In our Migration Sensation program, we spotlight a vital bird behavior called preening. Have you ever observed a bird rustling their beak into their plumage? They’re retrieving special oils from a gland at the base of their tail and applying it to their feathers. Those oils help to waterproof and protect their feathers. When researching tidbits about grackles for our last post, I came across a strange phenomenon involving preening and ants. Grackles, along with over 250 other bird species, can occasionally be found standing on top of an anthill in a still posture with their wings outstretched. Their aim is to disturb the ants and send them into full home-defense mode. The ants frantically crawl over the bird’s body releasing chemicals like formic acid. These chemicals may supplement the bird’s own preening oils and they serve to ward off other insects as well as fungus and bacteria.
Along with coating their feathers with oils, preening birds are also “zipping” up their feathers. They’re reattaching each tiny hook and barbules on each barb that lines each feather. Take a close up look at these important, yet surprisingly simple, structures.

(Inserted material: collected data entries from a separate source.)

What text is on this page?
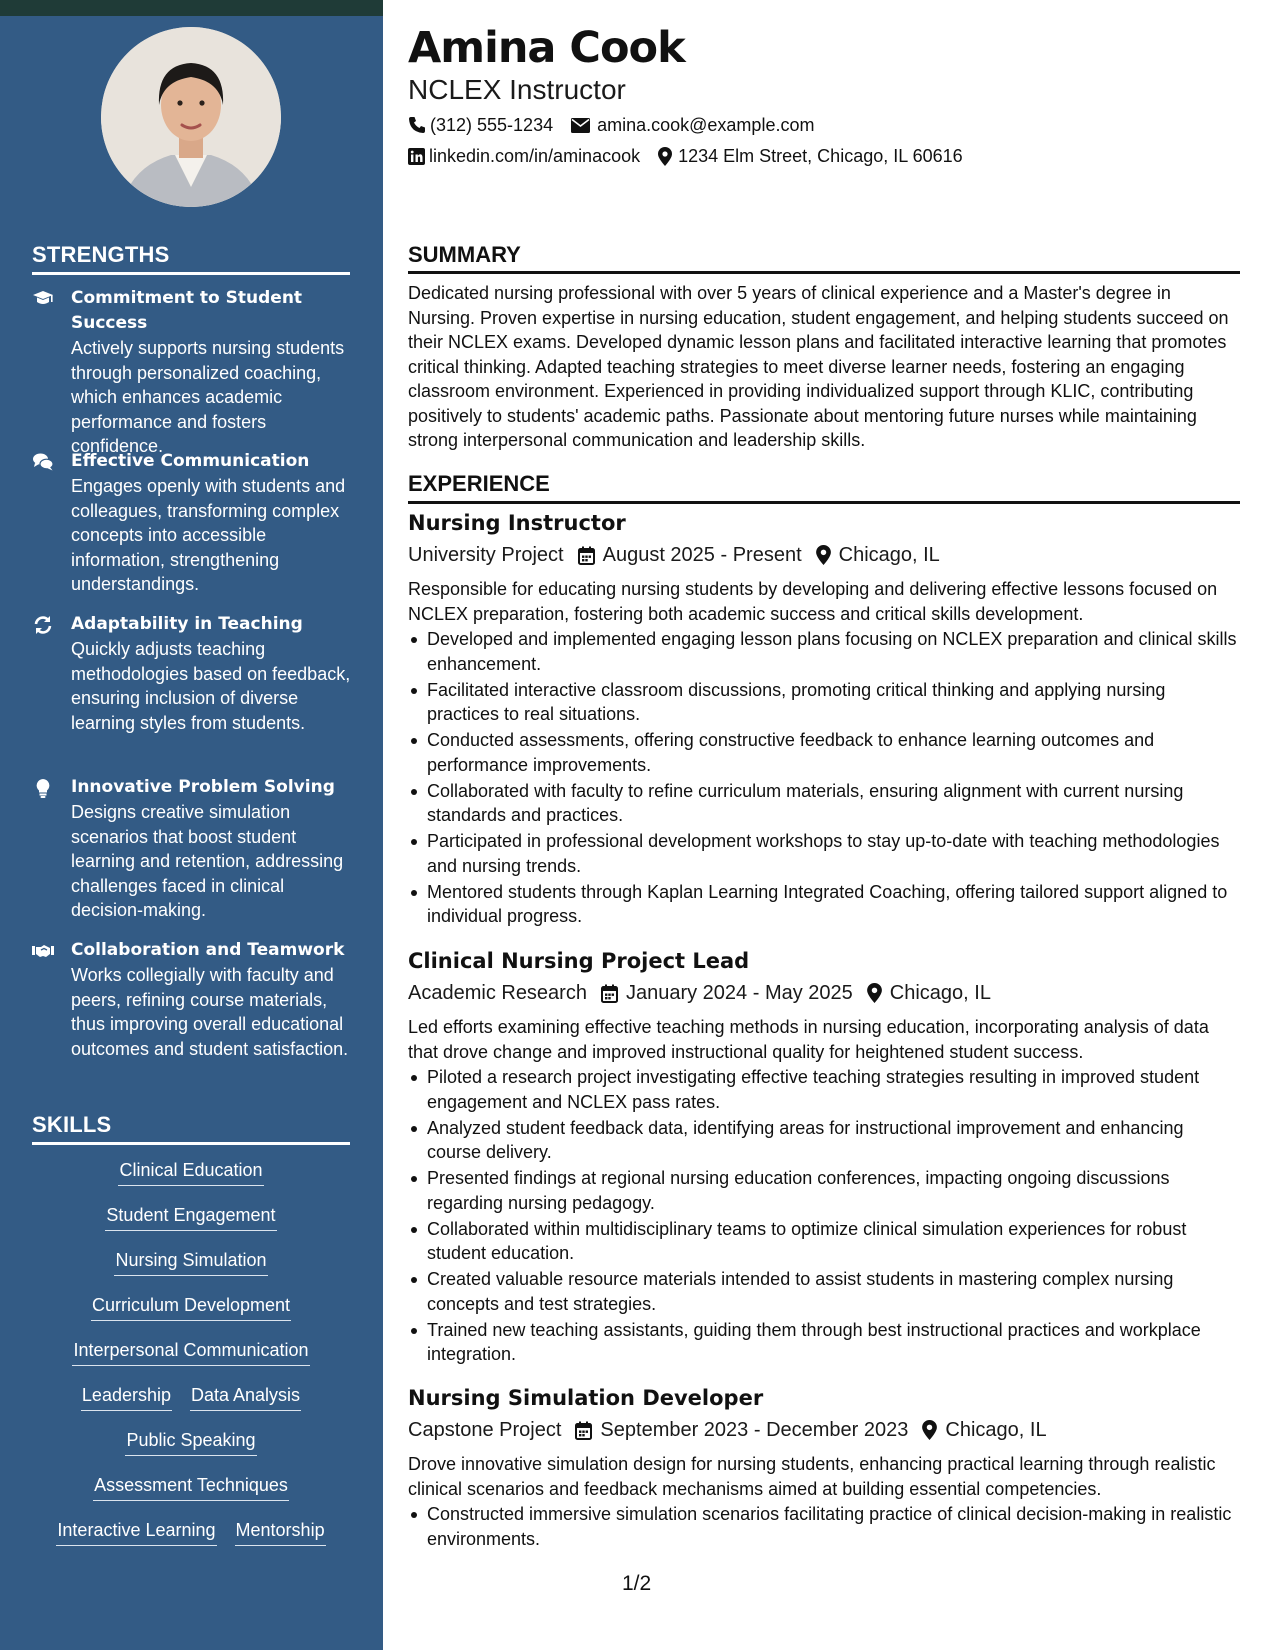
STRENGTHS
Commitment to Student Success
Actively supports nursing students through personalized coaching, which enhances academic performance and fosters confidence.
Effective Communication
Engages openly with students and colleagues, transforming complex concepts into accessible information, strengthening understandings.
Adaptability in Teaching
Quickly adjusts teaching methodologies based on feedback, ensuring inclusion of diverse learning styles from students.
Innovative Problem Solving
Designs creative simulation scenarios that boost student learning and retention, addressing challenges faced in clinical decision-making.
Collaboration and Teamwork
Works collegially with faculty and peers, refining course materials, thus improving overall educational outcomes and student satisfaction.
SKILLS
Clinical Education
Student Engagement
Nursing Simulation
Curriculum Development
Interpersonal Communication
Leadership Data Analysis
Public Speaking
Assessment Techniques
Interactive Learning Mentorship
Amina Cook
NCLEX Instructor
(312) 555-1234 amina.cook@example.com
linkedin.com/in/aminacook 1234 Elm Street, Chicago, IL 60616
SUMMARY
Dedicated nursing professional with over 5 years of clinical experience and a Master's degree in Nursing. Proven expertise in nursing education, student engagement, and helping students succeed on their NCLEX exams. Developed dynamic lesson plans and facilitated interactive learning that promotes critical thinking. Adapted teaching strategies to meet diverse learner needs, fostering an engaging classroom environment. Experienced in providing individualized support through KLIC, contributing positively to students' academic paths. Passionate about mentoring future nurses while maintaining strong interpersonal communication and leadership skills.
EXPERIENCE
Nursing Instructor
University Project August 2025 - Present Chicago, IL
Responsible for educating nursing students by developing and delivering effective lessons focused on NCLEX preparation, fostering both academic success and critical skills development.
Developed and implemented engaging lesson plans focusing on NCLEX preparation and clinical skills enhancement.
Facilitated interactive classroom discussions, promoting critical thinking and applying nursing practices to real situations.
Conducted assessments, offering constructive feedback to enhance learning outcomes and performance improvements.
Collaborated with faculty to refine curriculum materials, ensuring alignment with current nursing standards and practices.
Participated in professional development workshops to stay up-to-date with teaching methodologies and nursing trends.
Mentored students through Kaplan Learning Integrated Coaching, offering tailored support aligned to individual progress.
Clinical Nursing Project Lead
Academic Research January 2024 - May 2025 Chicago, IL
Led efforts examining effective teaching methods in nursing education, incorporating analysis of data that drove change and improved instructional quality for heightened student success.
Piloted a research project investigating effective teaching strategies resulting in improved student engagement and NCLEX pass rates.
Analyzed student feedback data, identifying areas for instructional improvement and enhancing course delivery.
Presented findings at regional nursing education conferences, impacting ongoing discussions regarding nursing pedagogy.
Collaborated within multidisciplinary teams to optimize clinical simulation experiences for robust student education.
Created valuable resource materials intended to assist students in mastering complex nursing concepts and test strategies.
Trained new teaching assistants, guiding them through best instructional practices and workplace integration.
Nursing Simulation Developer
Capstone Project September 2023 - December 2023 Chicago, IL
Drove innovative simulation design for nursing students, enhancing practical learning through realistic clinical scenarios and feedback mechanisms aimed at building essential competencies.
Constructed immersive simulation scenarios facilitating practice of clinical decision-making in realistic environments.
1/2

As feathers get ruffled throughout a bird’s busy day, they become less aerodynamic. Each feather is attached to its own muscle and serves to make the bird an intricate flying machine. Humans studied birds when designing the airplane, but the modern airplane pales in comparison to our feathery friends. The airplane has a few flaps and a rudder to create lift and drag while a bird has hundreds of teardrop shaped feathers manipulating the airflow around its body. Each feather must be kept neatly groomed and placed in its prime position for flight.